На его сером, изрезанном морщинами лбу выступили крупные капли пота.
— Героизм, — сказал я, — в нашем положении надо украшать себя самыми хвалебными эпитетами. Не стоит заглядывать чересчур глубоко в душу, иначе скоро наткнешься на отстойник, куда стекаются нечистоты.
— Да и ты тоже ничуть не изменился. — Лахман-Мертон вытер пот со лба мятым носовым платком. — По-прежнему склонен к философствованию. Правда?
— Не могу отвыкнуть. Это меня успокаивает.
Лахман неожиданно усмехнулся:
— Дает тебе чувство превосходства! Вот в чем дело. Дешевка!
— Превосходство не может быть дешевкой.
Лахман умолк.
— Зачем возражать? — сказал он. И немного погодя со вздохом вытащил из кармана пиджака какой- то предмет, завернутый в папиросную бумагу. — Четки, собственноручно освященные папой. Настоящее серебро и слоновая кость. Как ты думаешь, на нее это подействует?
— Каким папой?
— Пием. Каким же еще?
— Бенедикт Пятнадцатый был бы лучше.
— Что? — Лахман взглянул на меня, явно сбитый с толку. — Ведь Бенедикт умер. Что ты мелешь?
— У него чувство превосходства было развито сильнее. Как у всех мертвецов, впрочем. И это уже не дешевка.
— Ах, вот как. Ты ведь тоже остряк! Совсем забыл. Последний раз, когда я тебя видел…
— Замолчи! — сказал я.
— Что?
— Замолчи, Курт. Не надо.
— Ладно. — Лахман поколебался секунду. Потом желание излить душу победило. Он развернул светло-голубую папиросную бумагу. — Маленький кусочек оливкового дерева из Гефсиманского сада. Подлинность заверена официально. Неужели и это не подействует? — Лахман не отрываясь смотрел на меня умоляющим взглядом.
— Конечно, подействует. А бутылки иорданской воды у тебя не найдется?
— Нет.
— Тогда налей.
— Что?
— Налей воды в бутылку. В вестибюле есть кран. Подмешай немного пыли, чтобы выглядело естественно. Никто ведь ничего не заподозрит, у тебя уже есть нотариально заверенные четки и оливковая ветвь. Не хватает только иорданской водицы.
— Не наливать же ее в водочную бутылку!
— Отчего нет! Соскребем наклейку! У бутылки достаточно восточный вид. Твоя пуэрториканка наверняка не пьет водку. В лучшем случае ром.

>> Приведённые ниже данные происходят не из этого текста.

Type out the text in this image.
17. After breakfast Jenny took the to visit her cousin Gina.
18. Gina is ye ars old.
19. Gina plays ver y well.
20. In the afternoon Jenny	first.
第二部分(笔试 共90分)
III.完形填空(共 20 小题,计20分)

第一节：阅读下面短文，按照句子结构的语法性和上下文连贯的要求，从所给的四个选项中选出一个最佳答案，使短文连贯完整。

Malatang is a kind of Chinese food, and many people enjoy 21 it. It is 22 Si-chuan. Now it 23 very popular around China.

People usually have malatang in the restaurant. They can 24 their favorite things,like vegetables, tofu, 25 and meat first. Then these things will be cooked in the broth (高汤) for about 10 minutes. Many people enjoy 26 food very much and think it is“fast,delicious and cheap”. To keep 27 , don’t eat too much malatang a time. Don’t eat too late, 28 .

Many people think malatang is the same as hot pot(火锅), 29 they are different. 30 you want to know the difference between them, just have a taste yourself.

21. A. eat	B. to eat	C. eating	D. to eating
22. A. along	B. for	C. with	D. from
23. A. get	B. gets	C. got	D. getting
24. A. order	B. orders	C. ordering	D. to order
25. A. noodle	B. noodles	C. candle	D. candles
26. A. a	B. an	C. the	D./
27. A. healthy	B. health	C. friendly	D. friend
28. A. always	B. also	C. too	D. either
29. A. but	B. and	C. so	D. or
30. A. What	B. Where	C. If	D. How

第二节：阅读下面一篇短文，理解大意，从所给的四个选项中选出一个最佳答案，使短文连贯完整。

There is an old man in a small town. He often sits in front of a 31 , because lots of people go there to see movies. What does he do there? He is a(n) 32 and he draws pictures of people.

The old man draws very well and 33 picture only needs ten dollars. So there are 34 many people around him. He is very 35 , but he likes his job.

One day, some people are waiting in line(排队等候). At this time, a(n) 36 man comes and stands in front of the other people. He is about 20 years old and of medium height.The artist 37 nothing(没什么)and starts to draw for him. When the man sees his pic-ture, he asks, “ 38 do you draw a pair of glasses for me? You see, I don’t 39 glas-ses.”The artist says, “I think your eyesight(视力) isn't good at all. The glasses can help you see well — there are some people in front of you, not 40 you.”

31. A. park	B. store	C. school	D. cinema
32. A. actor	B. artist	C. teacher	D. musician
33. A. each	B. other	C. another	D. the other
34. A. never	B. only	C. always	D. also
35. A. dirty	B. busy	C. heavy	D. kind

— Она пьет виски. Странно, правда?
— Нет.
Лахман задумался.
— Бутылку надо запечатать — так будет правдоподобнее. У тебя есть сургуч?

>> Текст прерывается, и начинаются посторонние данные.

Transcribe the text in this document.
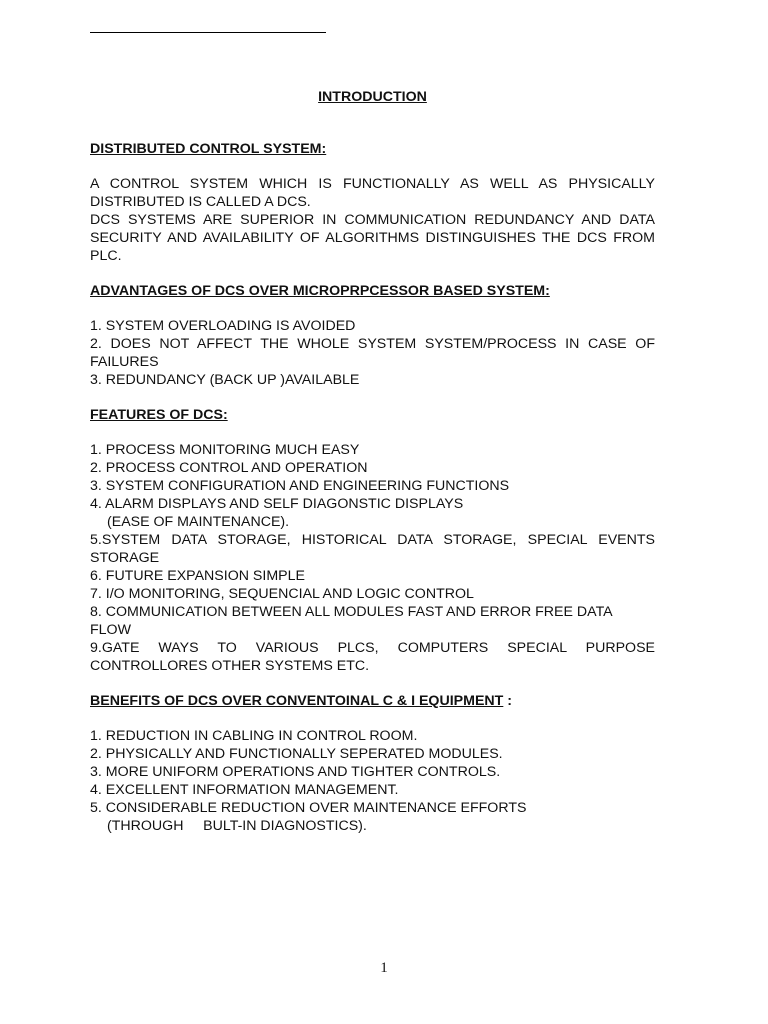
INTRODUCTION

DISTRIBUTED CONTROL SYSTEM:

A CONTROL SYSTEM WHICH IS FUNCTIONALLY AS WELL AS PHYSICALLY DISTRIBUTED IS CALLED A DCS.

DCS SYSTEMS ARE SUPERIOR IN COMMUNICATION REDUNDANCY AND DATA SECURITY AND AVAILABILITY OF ALGORITHMS DISTINGUISHES THE DCS FROM PLC.

ADVANTAGES OF DCS OVER MICROPRPCESSOR BASED SYSTEM:

1. SYSTEM OVERLOADING IS AVOIDED

2. DOES NOT AFFECT THE WHOLE SYSTEM SYSTEM/PROCESS IN CASE OF FAILURES

3. REDUNDANCY (BACK UP )AVAILABLE

FEATURES OF DCS:

1. PROCESS MONITORING MUCH EASY

2. PROCESS CONTROL AND OPERATION

3. SYSTEM CONFIGURATION AND ENGINEERING FUNCTIONS

4. ALARM DISPLAYS AND SELF DIAGONSTIC DISPLAYS

(EASE OF MAINTENANCE).

5.SYSTEM DATA STORAGE, HISTORICAL DATA STORAGE, SPECIAL EVENTS STORAGE

6. FUTURE EXPANSION SIMPLE

7. I/O MONITORING, SEQUENCIAL AND LOGIC CONTROL

8. COMMUNICATION BETWEEN ALL MODULES FAST AND ERROR FREE DATA FLOW

9.GATE WAYS TO VARIOUS PLCS, COMPUTERS SPECIAL PURPOSE CONTROLLORES OTHER SYSTEMS ETC.

BENEFITS OF DCS OVER CONVENTOINAL C & I EQUIPMENT :

1. REDUCTION IN CABLING IN CONTROL ROOM.

2. PHYSICALLY AND FUNCTIONALLY SEPERATED MODULES.

3. MORE UNIFORM OPERATIONS AND TIGHTER CONTROLS.

4. EXCELLENT INFORMATION MANAGEMENT.

5. CONSIDERABLE REDUCTION OVER MAINTENANCE EFFORTS

(THROUGH     BULT-IN DIAGNOSTICS).

1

— Еще чего захотел? Визу и паспорт? Откуда у меня сургуч?
— У человека бывают самые неожиданные вещи. Я, например, много лет таскал с собой кроличью лапку, и когда…

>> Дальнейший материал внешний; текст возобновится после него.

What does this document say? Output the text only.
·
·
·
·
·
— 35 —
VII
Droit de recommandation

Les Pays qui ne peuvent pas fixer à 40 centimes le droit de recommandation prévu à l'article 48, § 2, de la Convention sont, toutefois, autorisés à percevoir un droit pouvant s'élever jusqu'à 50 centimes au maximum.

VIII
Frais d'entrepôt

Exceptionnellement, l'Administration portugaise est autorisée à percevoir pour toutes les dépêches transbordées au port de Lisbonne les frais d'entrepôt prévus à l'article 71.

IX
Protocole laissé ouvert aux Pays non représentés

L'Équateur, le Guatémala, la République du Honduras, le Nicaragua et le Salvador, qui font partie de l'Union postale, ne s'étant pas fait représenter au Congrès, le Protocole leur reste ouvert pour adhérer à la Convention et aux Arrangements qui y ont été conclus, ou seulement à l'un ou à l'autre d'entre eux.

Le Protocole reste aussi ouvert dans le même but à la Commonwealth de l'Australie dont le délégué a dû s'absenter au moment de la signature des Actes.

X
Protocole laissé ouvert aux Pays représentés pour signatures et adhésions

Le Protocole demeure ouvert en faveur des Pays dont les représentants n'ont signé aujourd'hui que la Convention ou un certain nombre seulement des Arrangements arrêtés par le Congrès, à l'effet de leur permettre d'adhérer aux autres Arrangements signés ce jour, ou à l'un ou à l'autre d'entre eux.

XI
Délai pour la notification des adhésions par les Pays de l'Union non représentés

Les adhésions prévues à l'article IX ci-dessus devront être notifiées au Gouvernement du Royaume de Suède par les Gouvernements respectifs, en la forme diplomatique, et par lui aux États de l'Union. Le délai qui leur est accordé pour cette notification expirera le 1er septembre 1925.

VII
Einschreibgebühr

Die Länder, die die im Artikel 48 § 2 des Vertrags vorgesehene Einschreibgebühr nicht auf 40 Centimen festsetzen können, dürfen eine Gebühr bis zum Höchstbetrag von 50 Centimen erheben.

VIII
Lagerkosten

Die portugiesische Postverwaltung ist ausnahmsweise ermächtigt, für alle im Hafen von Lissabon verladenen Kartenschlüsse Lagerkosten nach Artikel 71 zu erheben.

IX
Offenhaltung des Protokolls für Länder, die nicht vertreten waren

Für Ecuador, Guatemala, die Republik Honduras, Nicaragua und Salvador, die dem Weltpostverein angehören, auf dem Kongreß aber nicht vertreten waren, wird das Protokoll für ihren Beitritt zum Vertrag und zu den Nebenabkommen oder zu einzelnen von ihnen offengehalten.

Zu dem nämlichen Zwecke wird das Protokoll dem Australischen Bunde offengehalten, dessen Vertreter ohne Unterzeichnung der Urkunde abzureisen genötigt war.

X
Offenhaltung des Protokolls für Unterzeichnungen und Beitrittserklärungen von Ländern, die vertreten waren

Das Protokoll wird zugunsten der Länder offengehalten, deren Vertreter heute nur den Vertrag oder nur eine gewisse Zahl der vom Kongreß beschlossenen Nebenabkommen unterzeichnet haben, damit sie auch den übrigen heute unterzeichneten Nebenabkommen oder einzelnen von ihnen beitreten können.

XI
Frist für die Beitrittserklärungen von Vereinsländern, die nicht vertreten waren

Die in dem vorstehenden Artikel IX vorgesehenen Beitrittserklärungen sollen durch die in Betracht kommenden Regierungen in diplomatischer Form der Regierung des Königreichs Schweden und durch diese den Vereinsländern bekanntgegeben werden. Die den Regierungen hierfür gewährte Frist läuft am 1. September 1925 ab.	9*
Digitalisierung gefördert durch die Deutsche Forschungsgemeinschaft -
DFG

— Может, у Меликова найдется?
— Верно! Он постоянно запечатывает посылки. Как я сам не додумался!
Лахман, хромая, отчалил.
Я откинулся на спинку кресла. Было почти темно. Тени и призраки умчались на вечернюю улицу сквозь светлый дверной проем. В зеркале напротив тускло-серое пятно тщетно пыталось приобрести серебристый блеск. Плюшевые кресла стали лиловыми, и на мгновение мне показалось, что на них запеклась кровь. Очень много крови. Где я видел столько крови?.. Кровь на трупах в маленькой серой комнате, за окнами которой полыхал невиданный закат. И от этого все предметы потеряли свою яркость и стали как бы грязными — серо-черными и темно-бурыми, почти лиловыми. Все приобрело эти цвета, даже человек у окна. Внезапно он повернул голову, и на него упали лучи заходящего солнца: одна половина лица стала огненной, другая оказалась в тени. И тут раздался голос, неожиданно высокий, писклявый. «Продолжаем! Следующий», — произнес он с легким саксонским акцентом.